BRIGHTON PHOTO BIENNIAL 2006 - A PICTURE BOOK OF BRITAIN AT CHARLESTON
By Olivia Laing
12/10/2006
Henna Nadeem, A Picture Book of Britain (2006). Courtesy the artist and Photoworks
Olivia Laing pulled on her Wellingtons, donned her Barbour and set out to explore Henna Nadeem’s thoroughly modern take on the British landscape.
Brighton plays host to the second Brighton Photo Biennial in October, bringing work by an international cast of artists to a series of venues across the city. One of the ten exhibitions is Henna Nadeem’s A Picture Book of Britain, running until 29 October 2006.
But not for Nadeem the Regency splendour of the Royal Pavilion or the concrete curves of the Gardner Arts Centre. As befits an exhibition concerned with portraying the British countryside, A Picture Book of Britain is to be found at Charleston Farmhouse, once the rural outpost of the Bloomsbury Group, a mile up an old farm track in deepest Sussex.
Despite the farmyard setting, A Picture Book of Britain does not offer a rose-tinted vision of the pastoral idyll. Nadeem’s work is far more complex and challenging the simple title might at first glance suggest.
Henna Nadeem, A Picture Book of Britain (2006). Courtesy the artist and Photoworks
The images that form the basis for Nadeem’s collages derive from a series of picture books published by Country Life in the 1960s. These dewy landscape photographs were imbued with nostalgia, portraying a Britain of tradition and stability where nothing had changed for centuries, and seemingly nothing would.
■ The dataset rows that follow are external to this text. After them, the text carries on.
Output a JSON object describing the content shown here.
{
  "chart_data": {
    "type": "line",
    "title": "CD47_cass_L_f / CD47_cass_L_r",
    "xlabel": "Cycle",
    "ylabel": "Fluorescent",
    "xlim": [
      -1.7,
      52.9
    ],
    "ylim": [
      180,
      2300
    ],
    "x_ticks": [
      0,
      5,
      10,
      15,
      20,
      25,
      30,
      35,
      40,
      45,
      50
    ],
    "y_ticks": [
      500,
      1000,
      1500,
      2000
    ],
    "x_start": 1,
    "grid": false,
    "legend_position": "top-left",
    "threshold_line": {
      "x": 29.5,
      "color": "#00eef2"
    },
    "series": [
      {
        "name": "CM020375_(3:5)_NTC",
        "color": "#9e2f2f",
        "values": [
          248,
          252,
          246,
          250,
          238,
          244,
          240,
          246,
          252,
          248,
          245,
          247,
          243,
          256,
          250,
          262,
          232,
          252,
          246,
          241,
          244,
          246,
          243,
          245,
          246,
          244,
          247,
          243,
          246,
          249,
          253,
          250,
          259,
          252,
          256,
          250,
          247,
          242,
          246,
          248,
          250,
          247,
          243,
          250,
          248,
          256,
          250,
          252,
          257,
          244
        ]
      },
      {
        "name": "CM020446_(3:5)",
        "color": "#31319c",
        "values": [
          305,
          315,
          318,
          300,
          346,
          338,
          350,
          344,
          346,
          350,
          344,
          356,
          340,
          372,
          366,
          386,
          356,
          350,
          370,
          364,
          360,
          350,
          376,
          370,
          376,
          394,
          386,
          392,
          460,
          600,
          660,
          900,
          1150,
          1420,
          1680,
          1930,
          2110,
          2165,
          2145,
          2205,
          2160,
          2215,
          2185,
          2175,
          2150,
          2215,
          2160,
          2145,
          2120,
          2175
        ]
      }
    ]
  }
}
Nadeem’s collages, commissioned by the South East visual arts organisation Photoworks, challenge these smug assumptions, reconfiguring the original images into collages that are at once charming and disturbing.
Nadeem has used Islamic and other non-Western abstract patterns to transform the British landscape, setting two very different artistic traditions into a collaboration that sometimes veers uncomfortably close to conflict.
Henna Nadeem, A Picture Book of Britain (2006). Courtesy the artist and Photoworks
From a distance, the collages appear to show pleasingly abstract shapes. Close up, the whorls, tiles and spirals are revealed to be composed of slices of lakes, beaches, sunlit woodlands and snowy fields.
Like magic, the seemingly stable and permanent landscape of 1960s Britain is reconfigured into patterns that confront the viewer with the constant possibility of change.
A photograph of an audience watching a maypole dance – clearly once a statement of the unchanging traditions of British rural life – has been subtly reconfigured into a pattern that resembles nothing so much as a lace doily. Pieces are missing, or have been oddly juxtaposed. Nothing, Nadeem seems to say, is stable; we are always in flux.
Henna Nadeem, A Picture Book of Britain (2006). Courtesy the artist and Photoworks
Sometimes, these images can verge on the nightmarish. The timeless seamless Britain as Country Life conceived it, is exposed as a sham, quite literally full of holes. Rivers jerk off their courses, villages lose their centre and whole towns turn into a mass of writhing, senseless streets. The fragments that can be gleaned seem oppressive, claustrophobic and almost ridiculously old fashioned.
But there is also a childlike playfulness to Nadeem’s work, and it seems that she is not immune to the countryside’s charms. A collage of a cathedral and choristers amidst snowy fields is just as beautiful as the original must once have been. It stands as an elegy for a landscape that, though constantly in flux and threatened by the ugly extensions of modern life, has not yet lost its power.
Another collage, showing spider web-like shards of sunlight penetrating through a sunny wood, reminds us of the most important point: that change does not only bring loss; it also is vital if we want to grow.